NanoMTEB-Polish

Overview

NanoMTEB-Polish is a Polish retrieval group dominated by translated community-question duplicate retrieval. Ten of its fourteen tasks are Polish CQADupStack domains, covering Android, English usage, GIS, Mathematica, Physics, Programmers, Statistics, TeX, Webmasters, and WordPress. The remaining tasks cover Polish financial QA retrieval, Natural Questions-style fact retrieval, PUGG Polish Wikipedia QA retrieval, and Quora duplicate-question retrieval.
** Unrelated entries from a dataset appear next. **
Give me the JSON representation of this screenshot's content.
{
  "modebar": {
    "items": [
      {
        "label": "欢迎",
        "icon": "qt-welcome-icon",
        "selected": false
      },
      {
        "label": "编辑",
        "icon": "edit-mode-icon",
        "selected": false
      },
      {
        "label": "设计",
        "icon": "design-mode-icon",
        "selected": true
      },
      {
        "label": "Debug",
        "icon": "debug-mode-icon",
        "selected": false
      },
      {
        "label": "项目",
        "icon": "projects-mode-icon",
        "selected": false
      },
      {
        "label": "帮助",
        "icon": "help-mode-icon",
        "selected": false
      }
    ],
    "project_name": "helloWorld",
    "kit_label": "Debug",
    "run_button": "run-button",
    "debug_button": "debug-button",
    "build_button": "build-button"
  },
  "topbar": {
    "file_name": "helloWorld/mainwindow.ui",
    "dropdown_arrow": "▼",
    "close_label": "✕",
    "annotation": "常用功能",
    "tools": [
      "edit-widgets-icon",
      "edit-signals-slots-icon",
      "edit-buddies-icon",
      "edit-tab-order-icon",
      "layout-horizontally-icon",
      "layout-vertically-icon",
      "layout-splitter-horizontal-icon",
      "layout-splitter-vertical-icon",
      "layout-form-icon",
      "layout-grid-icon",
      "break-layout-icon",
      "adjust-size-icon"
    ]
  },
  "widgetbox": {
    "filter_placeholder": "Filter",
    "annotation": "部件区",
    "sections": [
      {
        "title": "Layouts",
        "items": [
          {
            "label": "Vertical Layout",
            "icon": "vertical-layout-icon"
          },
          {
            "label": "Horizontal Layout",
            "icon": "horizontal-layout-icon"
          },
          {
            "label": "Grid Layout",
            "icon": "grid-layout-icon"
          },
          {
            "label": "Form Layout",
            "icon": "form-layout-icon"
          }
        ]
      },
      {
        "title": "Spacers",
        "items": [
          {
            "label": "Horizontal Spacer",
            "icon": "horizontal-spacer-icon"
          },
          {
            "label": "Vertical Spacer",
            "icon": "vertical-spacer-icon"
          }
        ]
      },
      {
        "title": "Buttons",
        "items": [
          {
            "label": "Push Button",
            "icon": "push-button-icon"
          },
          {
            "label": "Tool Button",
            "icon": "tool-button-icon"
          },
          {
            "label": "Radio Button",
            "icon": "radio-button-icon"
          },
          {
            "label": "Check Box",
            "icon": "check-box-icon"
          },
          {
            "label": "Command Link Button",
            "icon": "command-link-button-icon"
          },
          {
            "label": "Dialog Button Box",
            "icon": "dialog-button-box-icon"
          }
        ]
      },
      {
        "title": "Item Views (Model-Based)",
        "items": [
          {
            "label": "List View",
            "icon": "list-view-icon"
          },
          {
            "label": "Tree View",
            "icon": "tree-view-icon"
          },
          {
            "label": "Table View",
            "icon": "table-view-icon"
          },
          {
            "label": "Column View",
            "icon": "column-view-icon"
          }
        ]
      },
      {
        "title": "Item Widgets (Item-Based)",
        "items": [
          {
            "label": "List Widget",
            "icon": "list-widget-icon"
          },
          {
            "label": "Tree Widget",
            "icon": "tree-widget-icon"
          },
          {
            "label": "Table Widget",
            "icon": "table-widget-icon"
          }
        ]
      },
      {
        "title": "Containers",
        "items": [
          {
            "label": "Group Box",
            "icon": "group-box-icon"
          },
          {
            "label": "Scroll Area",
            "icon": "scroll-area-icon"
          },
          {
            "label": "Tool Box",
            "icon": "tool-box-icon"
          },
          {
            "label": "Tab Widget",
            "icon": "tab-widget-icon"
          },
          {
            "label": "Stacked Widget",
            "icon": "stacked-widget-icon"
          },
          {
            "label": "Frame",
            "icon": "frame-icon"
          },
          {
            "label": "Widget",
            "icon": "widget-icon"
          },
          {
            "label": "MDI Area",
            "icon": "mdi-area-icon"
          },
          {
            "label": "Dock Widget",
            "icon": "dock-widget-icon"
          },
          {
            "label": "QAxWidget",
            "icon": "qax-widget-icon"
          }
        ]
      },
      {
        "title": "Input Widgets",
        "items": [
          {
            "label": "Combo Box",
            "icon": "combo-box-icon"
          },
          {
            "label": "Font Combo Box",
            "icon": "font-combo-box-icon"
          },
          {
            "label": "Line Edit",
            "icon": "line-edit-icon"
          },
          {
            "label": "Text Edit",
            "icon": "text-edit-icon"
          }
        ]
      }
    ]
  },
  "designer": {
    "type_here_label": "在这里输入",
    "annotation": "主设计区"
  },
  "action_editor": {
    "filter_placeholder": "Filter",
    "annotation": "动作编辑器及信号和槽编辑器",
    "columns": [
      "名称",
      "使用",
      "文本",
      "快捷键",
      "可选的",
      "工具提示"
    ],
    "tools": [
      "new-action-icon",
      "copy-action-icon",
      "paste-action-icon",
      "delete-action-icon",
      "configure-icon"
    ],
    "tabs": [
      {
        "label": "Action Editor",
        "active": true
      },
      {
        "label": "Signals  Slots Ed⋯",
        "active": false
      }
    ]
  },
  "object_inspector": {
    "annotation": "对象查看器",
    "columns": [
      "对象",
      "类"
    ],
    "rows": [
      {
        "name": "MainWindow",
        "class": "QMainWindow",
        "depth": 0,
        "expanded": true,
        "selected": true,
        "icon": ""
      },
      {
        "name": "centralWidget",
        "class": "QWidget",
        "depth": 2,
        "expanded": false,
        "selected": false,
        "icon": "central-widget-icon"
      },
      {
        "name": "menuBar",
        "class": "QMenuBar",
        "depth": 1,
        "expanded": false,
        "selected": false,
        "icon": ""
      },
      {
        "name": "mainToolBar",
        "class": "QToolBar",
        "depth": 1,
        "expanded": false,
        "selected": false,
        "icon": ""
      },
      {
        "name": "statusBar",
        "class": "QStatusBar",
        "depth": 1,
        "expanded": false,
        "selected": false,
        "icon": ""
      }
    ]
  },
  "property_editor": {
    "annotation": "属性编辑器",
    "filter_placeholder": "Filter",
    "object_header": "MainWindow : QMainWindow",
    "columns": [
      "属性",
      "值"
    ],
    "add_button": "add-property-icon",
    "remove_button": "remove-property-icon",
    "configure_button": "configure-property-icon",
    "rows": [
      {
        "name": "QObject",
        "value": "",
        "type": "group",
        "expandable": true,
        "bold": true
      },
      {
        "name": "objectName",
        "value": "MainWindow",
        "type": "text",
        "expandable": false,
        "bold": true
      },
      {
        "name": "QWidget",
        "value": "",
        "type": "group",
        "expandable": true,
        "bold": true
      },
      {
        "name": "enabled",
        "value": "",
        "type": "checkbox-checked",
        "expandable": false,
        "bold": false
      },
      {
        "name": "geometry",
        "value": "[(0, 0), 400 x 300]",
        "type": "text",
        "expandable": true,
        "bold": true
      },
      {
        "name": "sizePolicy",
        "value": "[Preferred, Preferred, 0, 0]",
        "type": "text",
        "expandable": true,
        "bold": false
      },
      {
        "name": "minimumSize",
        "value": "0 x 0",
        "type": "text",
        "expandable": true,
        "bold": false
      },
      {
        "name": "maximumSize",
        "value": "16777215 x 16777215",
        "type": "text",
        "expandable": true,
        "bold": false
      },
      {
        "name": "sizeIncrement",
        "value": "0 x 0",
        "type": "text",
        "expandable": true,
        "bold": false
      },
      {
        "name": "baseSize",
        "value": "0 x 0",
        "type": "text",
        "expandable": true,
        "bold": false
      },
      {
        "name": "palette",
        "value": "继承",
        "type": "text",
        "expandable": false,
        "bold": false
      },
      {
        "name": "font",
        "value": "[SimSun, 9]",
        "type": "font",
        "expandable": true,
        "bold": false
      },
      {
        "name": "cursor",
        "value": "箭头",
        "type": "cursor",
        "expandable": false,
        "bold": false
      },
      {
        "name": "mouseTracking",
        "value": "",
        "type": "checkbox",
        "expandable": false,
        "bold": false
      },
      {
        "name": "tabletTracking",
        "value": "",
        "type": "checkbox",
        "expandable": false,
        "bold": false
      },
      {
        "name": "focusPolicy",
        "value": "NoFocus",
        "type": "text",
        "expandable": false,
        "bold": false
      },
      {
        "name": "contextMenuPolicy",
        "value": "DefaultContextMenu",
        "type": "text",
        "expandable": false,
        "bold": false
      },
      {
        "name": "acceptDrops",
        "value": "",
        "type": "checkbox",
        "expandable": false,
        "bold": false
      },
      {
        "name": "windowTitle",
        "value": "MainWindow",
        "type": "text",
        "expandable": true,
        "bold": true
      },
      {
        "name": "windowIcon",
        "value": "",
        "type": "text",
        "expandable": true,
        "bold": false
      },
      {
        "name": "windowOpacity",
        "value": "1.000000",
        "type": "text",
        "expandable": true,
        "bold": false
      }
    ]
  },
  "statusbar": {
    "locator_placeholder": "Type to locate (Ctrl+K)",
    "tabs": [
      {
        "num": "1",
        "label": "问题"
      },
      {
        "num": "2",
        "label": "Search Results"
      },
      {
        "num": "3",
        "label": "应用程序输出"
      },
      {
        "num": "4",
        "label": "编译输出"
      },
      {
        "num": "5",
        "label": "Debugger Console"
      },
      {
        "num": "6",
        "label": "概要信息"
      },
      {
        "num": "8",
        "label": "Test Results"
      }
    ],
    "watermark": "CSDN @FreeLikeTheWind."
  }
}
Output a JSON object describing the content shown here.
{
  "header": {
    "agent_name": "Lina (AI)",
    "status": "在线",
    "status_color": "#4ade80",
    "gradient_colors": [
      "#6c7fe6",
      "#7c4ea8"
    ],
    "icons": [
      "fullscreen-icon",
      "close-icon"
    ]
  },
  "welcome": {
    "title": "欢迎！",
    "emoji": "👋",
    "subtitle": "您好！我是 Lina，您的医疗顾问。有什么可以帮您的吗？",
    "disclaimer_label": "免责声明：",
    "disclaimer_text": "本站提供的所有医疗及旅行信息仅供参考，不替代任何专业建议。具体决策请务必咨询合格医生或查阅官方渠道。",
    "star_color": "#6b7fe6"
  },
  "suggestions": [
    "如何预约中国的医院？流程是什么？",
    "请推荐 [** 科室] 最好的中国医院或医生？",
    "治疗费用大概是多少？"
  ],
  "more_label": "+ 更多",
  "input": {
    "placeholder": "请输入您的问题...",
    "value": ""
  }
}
The group contains 2,800 queries, 140,000 task-local documents, and 8,151 positive qrel rows. Every task has 200 queries and a 10,000-document candidate pool, so per-task differences are easy to compare. The group is useful because it asks whether a model can retrieve Polish paraphrases and duplicates across technical domains while also handling finance, Wikipedia QA, and short duplicate-question retrieval.

What This Group Measures

Most tasks measure duplicate intent rather than simple topical relatedness. In the CQADupStack and Quora tasks, the model must retrieve another question that asks the same thing, often with different wording, examples, software versions, or technical details. This is harder than matching the same domain: two LaTeX, WordPress, or Mathematica posts can share many tokens while solving different problems.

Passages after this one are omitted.